Thawed Vs. Frozen Potatoes
Many people prefer to thaw their frozen diced hash browns before adding them to this casserole.
Personally, I don’t notice much difference in the taste or texture of thawed vs. frozen, so we normally skip that step.
If I think about it, I’ll place the frozen potatoes in the fridge the night before cooking them, but if I don’t remember, no one knows the difference.
This funeral potatoes recipe can easily be made in advance.
Assemble the casserole, but skip the cornflake topping. Cover with foil and refrigerate for 1-2 days until you’re ready to bake.
Remove the foil, add the cornflake topping, and bake as directed.
Leftover funeral potatoes will last for 3 to 4 days in the fridge if they are well covered!
Nope! We love the buttery cornflake flavor it adds, but you can skip it if you don’t like the crunch or the flavor. You can also swap it for something else like Panko.
If you want to use homemade hashbrowns you can. But the frozen kind from the store work perfectly, and they are easy!
Slice smoked sausage into rounds and sear in a hot skillet. Add to your leftover funeral potatoes, cover with foil, and bake until it’s all heated through for a quick lunch using the leftovers.
Make It a Meal!
Pair this with…
- Spiral Ham in Crockpot
- Turkey Meatloaf
- Air Fryer Brats
- Jiffy Corn Casserole
- Keto Broccoli Casserole
- Green Bean Casserole with Bacon
- Creamy Cucumber Salad
- Homemade Brownies
For the potatoes:
- 16 ounces sour cream
- 10 ounces cream of chicken soup
- 2 ½ cups shredded cheddar cheese
- ¼ cup melted butter
- 1 teaspoon garlic powder
- 1 teaspoon onion powder
- 1 teaspoon salt
- 32 ounces frozen diced hash browns
For the topping:
- 2 cups corn flakes cereal
- ¼ cup melted butter
To make the potatoes:
- Preheat oven to 350 degrees.
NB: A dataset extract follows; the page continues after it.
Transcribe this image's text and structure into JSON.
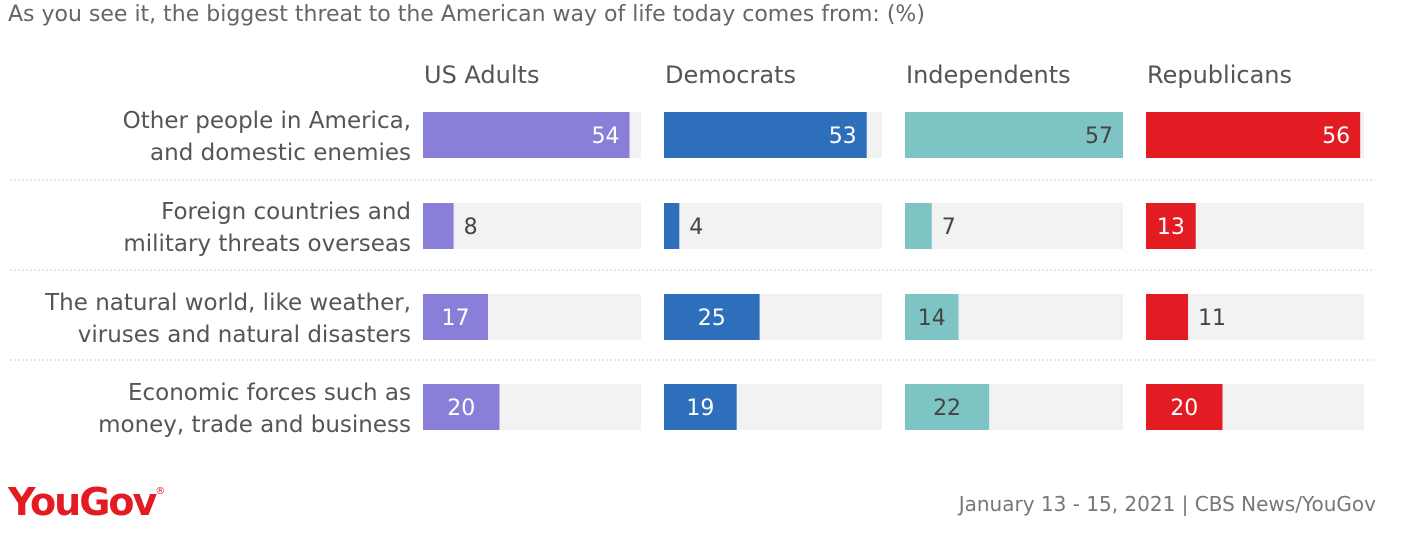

Grease a 9×13 baking dish.
- Add the sour cream, cream of chicken soup, shredded cheddar, butter, garlic powder, onion powder, and salt to a large mixing bowl and stir well to combine.
- Stir in the potatoes to coat.
- Spread into the prepared baking dish.
To make the topping:
- Add the cornflakes and melted butter to a small bowl and stir to combine.
- Sprinkle the cornflakes over the potatoes and place dish in the oven.
- Bake, uncovered, for 50-55 minutes or until potatoes are tender and dish is hot and bubbly.